Sean Casey
Sean Casey
Member of Parliament for Charlottetown
Protecting Jobs in Charlottetown - Veterans Affairs Canada
November 30, 2020

After the last election, I was asked to serve on the Standing Committee on Veterans Affairs. I jumped at the opportunity for obvious reasons.

In the 1980’s a decision was made to locate the National Headquarters of the Ministry of Veterans Affairs in Charlottetown. When we consider the fact that no other Department is headquartered outside The National Capital Region, this was, in retrospect, a remarkable feat. During the Harper years, there were drastic staffing cuts, and a migration of senior positions from Charlottetown to Ottawa.
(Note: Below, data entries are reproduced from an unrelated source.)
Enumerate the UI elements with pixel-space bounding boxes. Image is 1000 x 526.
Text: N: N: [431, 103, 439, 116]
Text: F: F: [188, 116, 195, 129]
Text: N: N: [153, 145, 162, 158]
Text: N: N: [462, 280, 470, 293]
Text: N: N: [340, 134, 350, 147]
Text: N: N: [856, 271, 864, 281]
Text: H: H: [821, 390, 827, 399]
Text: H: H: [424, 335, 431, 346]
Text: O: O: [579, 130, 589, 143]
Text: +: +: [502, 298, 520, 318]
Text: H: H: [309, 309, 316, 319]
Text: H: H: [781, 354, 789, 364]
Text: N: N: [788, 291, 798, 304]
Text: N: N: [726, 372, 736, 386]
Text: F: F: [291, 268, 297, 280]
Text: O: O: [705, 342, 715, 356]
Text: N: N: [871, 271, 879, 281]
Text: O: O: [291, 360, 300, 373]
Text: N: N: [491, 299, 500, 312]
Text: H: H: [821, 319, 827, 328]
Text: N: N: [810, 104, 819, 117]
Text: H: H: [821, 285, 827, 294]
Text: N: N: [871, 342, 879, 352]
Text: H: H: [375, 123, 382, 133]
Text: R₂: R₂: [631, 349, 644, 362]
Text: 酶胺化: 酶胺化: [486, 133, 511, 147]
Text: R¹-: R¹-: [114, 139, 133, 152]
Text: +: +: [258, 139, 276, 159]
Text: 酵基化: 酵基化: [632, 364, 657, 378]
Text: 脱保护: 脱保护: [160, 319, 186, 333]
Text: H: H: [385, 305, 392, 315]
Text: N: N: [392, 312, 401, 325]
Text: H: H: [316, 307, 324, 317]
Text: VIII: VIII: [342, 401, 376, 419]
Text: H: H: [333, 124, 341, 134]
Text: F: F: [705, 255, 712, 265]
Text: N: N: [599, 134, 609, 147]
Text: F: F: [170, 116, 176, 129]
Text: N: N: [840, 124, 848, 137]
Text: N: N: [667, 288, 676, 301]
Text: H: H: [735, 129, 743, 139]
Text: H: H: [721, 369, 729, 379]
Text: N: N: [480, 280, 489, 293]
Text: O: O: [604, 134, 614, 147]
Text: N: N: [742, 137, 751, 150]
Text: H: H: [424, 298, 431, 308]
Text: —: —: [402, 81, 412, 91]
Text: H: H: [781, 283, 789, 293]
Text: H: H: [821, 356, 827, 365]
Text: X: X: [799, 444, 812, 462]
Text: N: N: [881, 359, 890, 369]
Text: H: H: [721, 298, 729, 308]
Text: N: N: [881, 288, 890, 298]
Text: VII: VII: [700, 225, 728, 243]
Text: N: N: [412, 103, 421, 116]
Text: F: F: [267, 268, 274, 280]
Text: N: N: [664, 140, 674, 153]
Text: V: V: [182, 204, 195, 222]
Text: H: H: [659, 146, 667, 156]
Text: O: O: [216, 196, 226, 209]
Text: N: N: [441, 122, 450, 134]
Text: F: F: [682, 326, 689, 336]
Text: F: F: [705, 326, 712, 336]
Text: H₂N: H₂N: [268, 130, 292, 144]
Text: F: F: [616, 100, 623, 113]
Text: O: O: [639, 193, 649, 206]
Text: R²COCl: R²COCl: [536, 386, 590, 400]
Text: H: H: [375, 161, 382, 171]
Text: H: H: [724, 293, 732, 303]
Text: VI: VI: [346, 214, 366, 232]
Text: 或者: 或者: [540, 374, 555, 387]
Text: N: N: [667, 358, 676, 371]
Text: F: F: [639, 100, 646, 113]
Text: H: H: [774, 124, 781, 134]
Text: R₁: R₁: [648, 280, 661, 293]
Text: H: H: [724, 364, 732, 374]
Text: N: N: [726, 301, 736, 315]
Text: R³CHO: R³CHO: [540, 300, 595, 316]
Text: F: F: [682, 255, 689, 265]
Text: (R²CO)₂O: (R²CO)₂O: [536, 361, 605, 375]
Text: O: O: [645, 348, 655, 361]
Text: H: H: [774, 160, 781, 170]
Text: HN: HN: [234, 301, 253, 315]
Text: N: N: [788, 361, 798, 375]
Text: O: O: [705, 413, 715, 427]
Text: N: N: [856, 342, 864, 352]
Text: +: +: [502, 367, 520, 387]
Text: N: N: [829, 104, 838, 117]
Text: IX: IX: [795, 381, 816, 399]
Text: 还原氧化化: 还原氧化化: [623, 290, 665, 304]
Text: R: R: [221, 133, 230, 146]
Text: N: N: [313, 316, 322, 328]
This, understandably, caused an immense degree of angst at The National Headquarters, and within our community, that this major employer would also be repatriated to Ottawa.

Since 2015, our Government has confirmed its commitment to Charlottetown, has increased staffing levels, and moved The Associate Deputy Minister’s position to PEI. However, there are still proponents in Ottawa to pulling jobs away from The National Headquarters. 

Cathay Wagantall, a Conservative MP from Saskatchewan, posed the following question to Minister MacAulay when he appeared before the Committee on November 12: 

“From what I understand about the hiring process, and what I’ve read about getting people hired for this role, is that we need to move it across Canada and set up a department in a place where it can work outside of the Charlottetown site”.

Minister MacAulay attempted to answer but was repeatedly interrupted. To his credit, his final comment to Ms. Wagantall was; “It is also vitally important, Mr. Chair, that I indicate to everybody that the employees in Charlottetown at Veterans Affairs Canada are the best in the country. I stand behind them 100%”.

The second, and arguably more influential, threat to VAC’s presence in Charlottetown is the Ottawa based President of The Union of Veterans Affairs Employees, Virginia Vaillancourt. 

When she appeared before the Committee on March 12, 2020, I asked her for her advice on getting a more appropriate complement of disability adjudicators. Her reply was:

“That’s a good question. Plain and simple, they need more staff on the ground. Unfortunately, a lot of the adjudicators are based in Charlottetown. There is nothing wrong with Charlottetown, but the pool of employment is limiting there. I think that some of those adjudication positions could be moved to Ottawa or other locations across the country that have a larger pool of employable people to be able to bring more staff in”.

This uninformed opinion, understandably, does not take account of the many Come-From-Aways who come for a job at VAC, fall in love with this place, and settle here. We all know some of them. As someone based in Ottawa, and living in BC, she could not have enough contact here to know better.

After her appearance, she repeatedly refused to respond to my written requests that she substantiate this opinion. She appeared again at Committee last week and did not mention the topic in her opening remarks, so I asked how many people had been screened into the pool as disability adjudicators, and what the unemployment rate was in PEI. She did not know. 

 When I asked her to publicly apologize to the disability adjudicators who she indicated were “unfortunately in Charlottetown”, she offered a qualified apology to me.

 After her testimony, she submitted a written brief to the Committee recommending “an outside review of the service structure of VAC that looks specifically at how and where Human Resources are located and if they are geographically situated to provide the service to Veterans”.

I have written to her requesting further information.

Bottom line is that the Ottawa based leadership of the Union that represents the largest number of employees at VAC has clearly demonstrated an anti-Charlottetown bias. Voices like these need to to be called out and challenged. I will continue to do that and am grateful that Minister MacAulay is on the same page.